Rationale: Oxygen supplementation (e.g., hyperoxia) is used to support critically ill patients with noninfectious and infectious acute lung injury (ALI); however, hyperoxia exposure can potentially further contribute to and/or perpetuate preexisting ALI. Thus, developing novel therapeutic agents to minimize the side effects of hyperoxia is essential to improve the health of patients with severe ALI and respiratory dysfunction. We have previously shown that mice with a genetic disruption of the Nrf2 transcription factor, which squelches cellular stress by up-regulating the induction of several antioxidant enzymes and proteins, have greater susceptibility to hyperoxic lung injury. Moreover, we have recently demonstrated that Nrf2-deficiency impairs the resolution of lung injury and inflammation after nonlethal hyperoxia exposure.

Objectives: To test the hypothesis that amplification of endogenous Nrf2 activity would prevent or dampen ALI induced by hyperoxia.

Methods: Here, we tested our hypothesis using a synthetic triterpenoid compound CDDO-imidazole (CDDO-Im) (1-[2-cyano-3-,12-dioxooleana-1,9(11)-dien-28-oyl] imidazole) in Nrf2-sufficient and Nrf2-deficient mice subjected to hyperoxia-induced ALI.

Measurements and Main Results: We demonstrate that oral administration of CDDO-Im at a dose of 30 µmol/kg body weight during the hyperoxic exposure is sufficient to markedly attenuate hyperoxia-induced ALI in Nrf2-sufficient but not Nrf2-deficient mice. This protection by the CDDO-Im against hyperoxic insult was accompanied by increased levels of Nrf2-regulated cytoprotective gene expression and reduced levels of DNA damage in the lung.

Conclusions: These results suggest that up-regulation of Nrf2 signaling by CDDO-Im or its analogs may provide a novel therapeutic strategy to minimize the adverse effects of hyperoxia.

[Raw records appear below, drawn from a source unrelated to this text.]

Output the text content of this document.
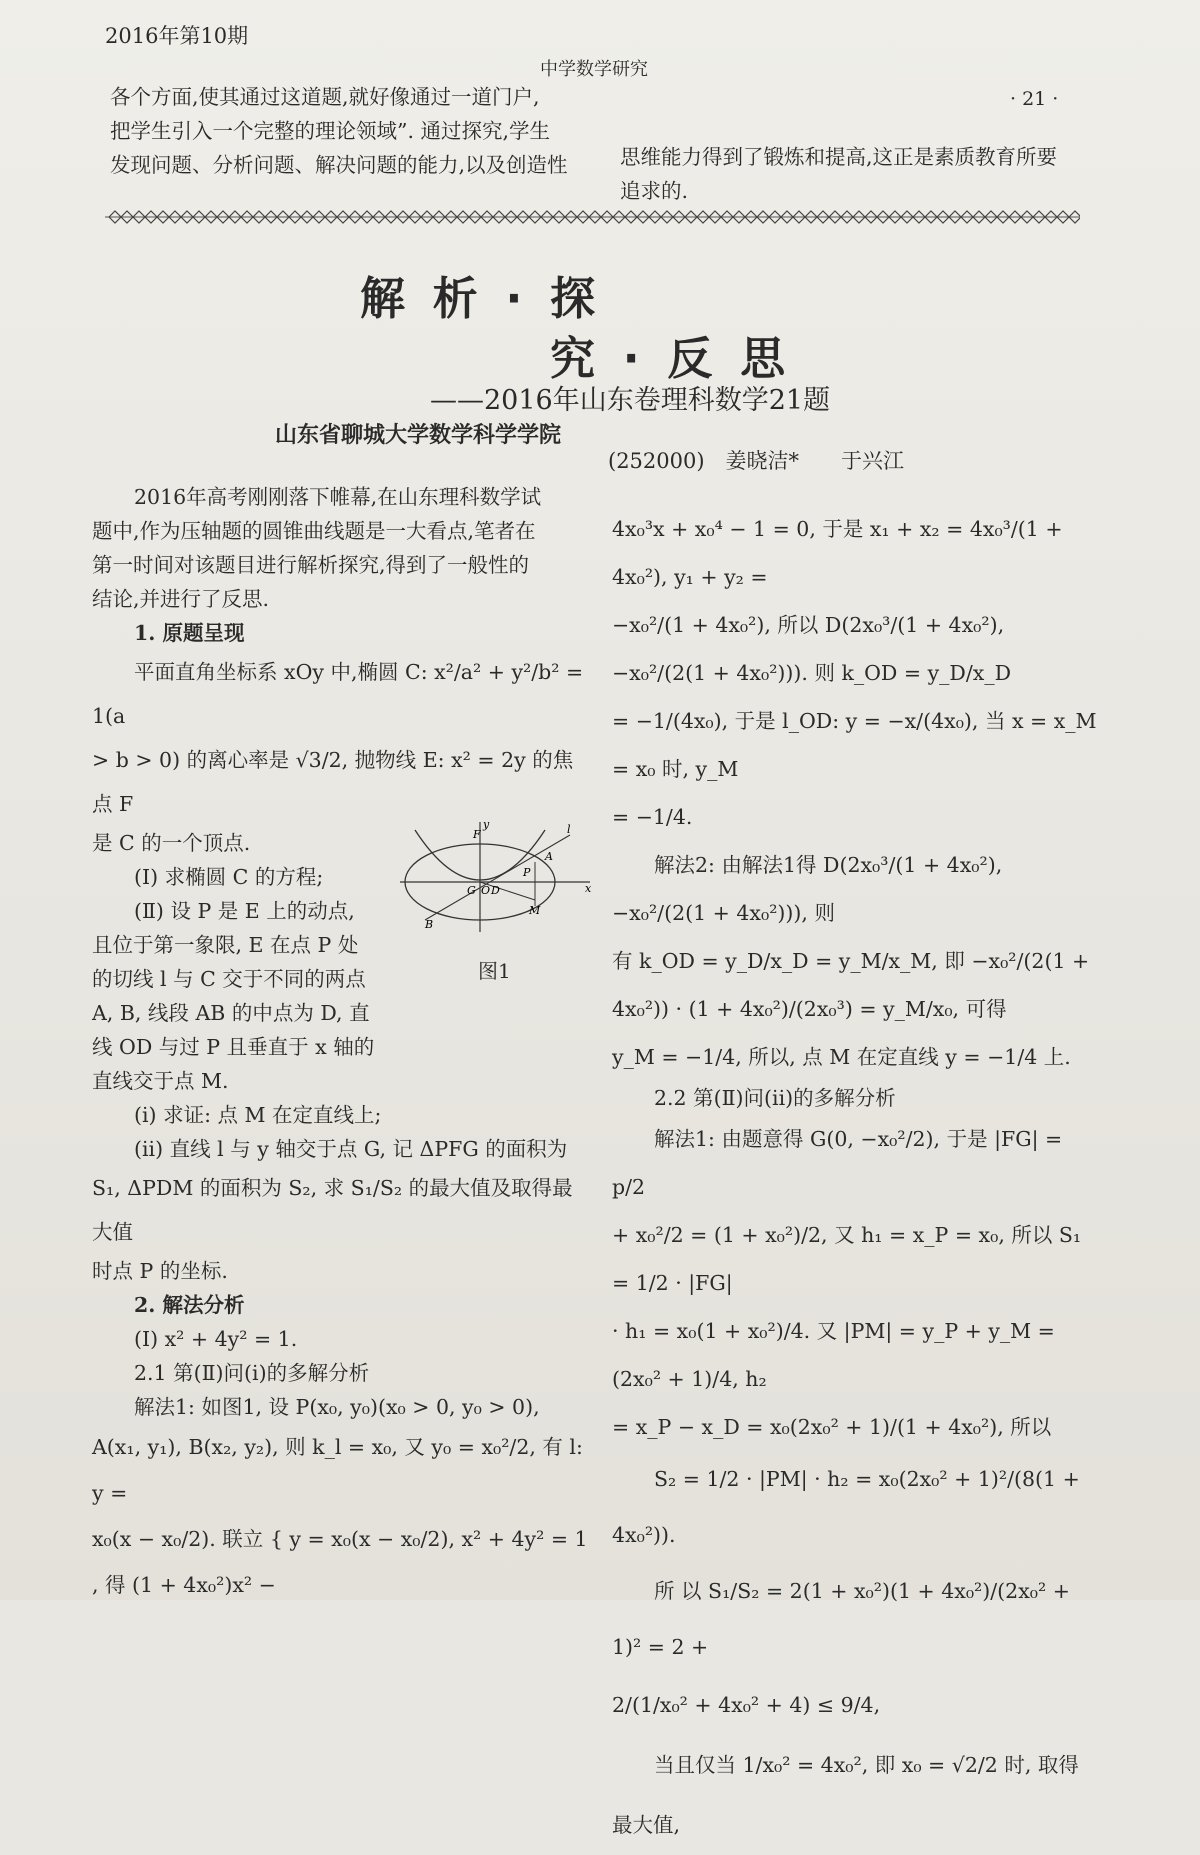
2016年第10期
中学数学研究
· 21 ·

各个方面,使其通过这道题,就好像通过一道门户,

把学生引入一个完整的理论领域”. 通过探究,学生

发现问题、分析问题、解决问题的能力,以及创造性	思维能力得到了锻炼和提高,这正是素质教育所要

追求的.

解 析 · 探
究 · 反 思
——2016年山东卷理科数学21题
山东省聊城大学数学科学学院
(252000)　姜晓洁*　　于兴江

2016年高考刚刚落下帷幕,在山东理科数学试

题中,作为压轴题的圆锥曲线题是一大看点,笔者在

第一时间对该题目进行解析探究,得到了一般性的

结论,并进行了反思.

1. 原题呈现

平面直角坐标系 xOy 中,椭圆 C: x²/a² + y²/b² = 1(a

> b > 0) 的离心率是 √3/2, 抛物线 E: x² = 2y 的焦点 F

是 C 的一个顶点.

(Ⅰ) 求椭圆 C 的方程;

(Ⅱ) 设 P 是 E 上的动点,

且位于第一象限, E 在点 P 处

的切线 l 与 C 交于不同的两点

A, B, 线段 AB 的中点为 D, 直

线 OD 与过 P 且垂直于 x 轴的

直线交于点 M.

(i) 求证: 点 M 在定直线上;

(ii) 直线 l 与 y 轴交于点 G, 记 ΔPFG 的面积为

S₁, ΔPDM 的面积为 S₂, 求 S₁/S₂ 的最大值及取得最大值

时点 P 的坐标.

2. 解法分析

(Ⅰ) x² + 4y² = 1.

2.1 第(Ⅱ)问(i)的多解分析

解法1: 如图1, 设 P(x₀, y₀)(x₀ > 0, y₀ > 0),

A(x₁, y₁), B(x₂, y₂), 则 k_l = x₀, 又 y₀ = x₀²/2, 有 l: y =

x₀(x − x₀/2). 联立 { y = x₀(x − x₀/2), x² + 4y² = 1 , 得 (1 + 4x₀²)x² −

F	l
A
B
P
M
D
G O	x
y
图1

4x₀³x + x₀⁴ − 1 = 0, 于是 x₁ + x₂ = 4x₀³/(1 + 4x₀²), y₁ + y₂ =

−x₀²/(1 + 4x₀²), 所以 D(2x₀³/(1 + 4x₀²), −x₀²/(2(1 + 4x₀²))). 则 k_OD = y_D/x_D

= −1/(4x₀), 于是 l_OD: y = −x/(4x₀), 当 x = x_M = x₀ 时, y_M

= −1/4.

解法2: 由解法1得 D(2x₀³/(1 + 4x₀²), −x₀²/(2(1 + 4x₀²))), 则

有 k_OD = y_D/x_D = y_M/x_M, 即 −x₀²/(2(1 + 4x₀²)) · (1 + 4x₀²)/(2x₀³) = y_M/x₀, 可得

y_M = −1/4, 所以, 点 M 在定直线 y = −1/4 上.

2.2 第(Ⅱ)问(ii)的多解分析

解法1: 由题意得 G(0, −x₀²/2), 于是 |FG| = p/2

+ x₀²/2 = (1 + x₀²)/2, 又 h₁ = x_P = x₀, 所以 S₁ = 1/2 · |FG|

· h₁ = x₀(1 + x₀²)/4. 又 |PM| = y_P + y_M = (2x₀² + 1)/4, h₂

= x_P − x_D = x₀(2x₀² + 1)/(1 + 4x₀²), 所以

S₂ = 1/2 · |PM| · h₂ = x₀(2x₀² + 1)²/(8(1 + 4x₀²)).

所 以 S₁/S₂ = 2(1 + x₀²)(1 + 4x₀²)/(2x₀² + 1)² = 2 +

2/(1/x₀² + 4x₀² + 4) ≤ 9/4,

当且仅当 1/x₀² = 4x₀², 即 x₀ = √2/2 时, 取得最大值,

Key Words: Nrf2 • Keap1 • antioxidants • stress response

AT A GLANCE COMMENTARY Scientific Knowledge on the Subject Although oxygen supplementation and ventilation are used as therapy to improve oxygenation and the morbidity and mortality in patients with acute lung injury (ALI), oxidant stress generated by hyperoxic ventilation or the initial injurious process itself is believed to play a major role in perpetuating ALI and preventing some patients from recovery. Direct antioxidant strategies to stoichiometrically scavenge the reactive intermediates present in the lungs of patients with ALI or generated by hyperoxic ventilation therapy remain of uncertain benefit. What This Study Adds to the Field The results of the present study suggest that targeting Nrf2-ARE signaling with an indirect antioxidant triterpenoid, CDDO-imidazolide, which potently up-regulates several antioxidative and stress-response pathways, intermittently during the hyperoxia exposure may provide an effective therapy to limit the potential adverse effects of oxygen supplementation in clinical settings.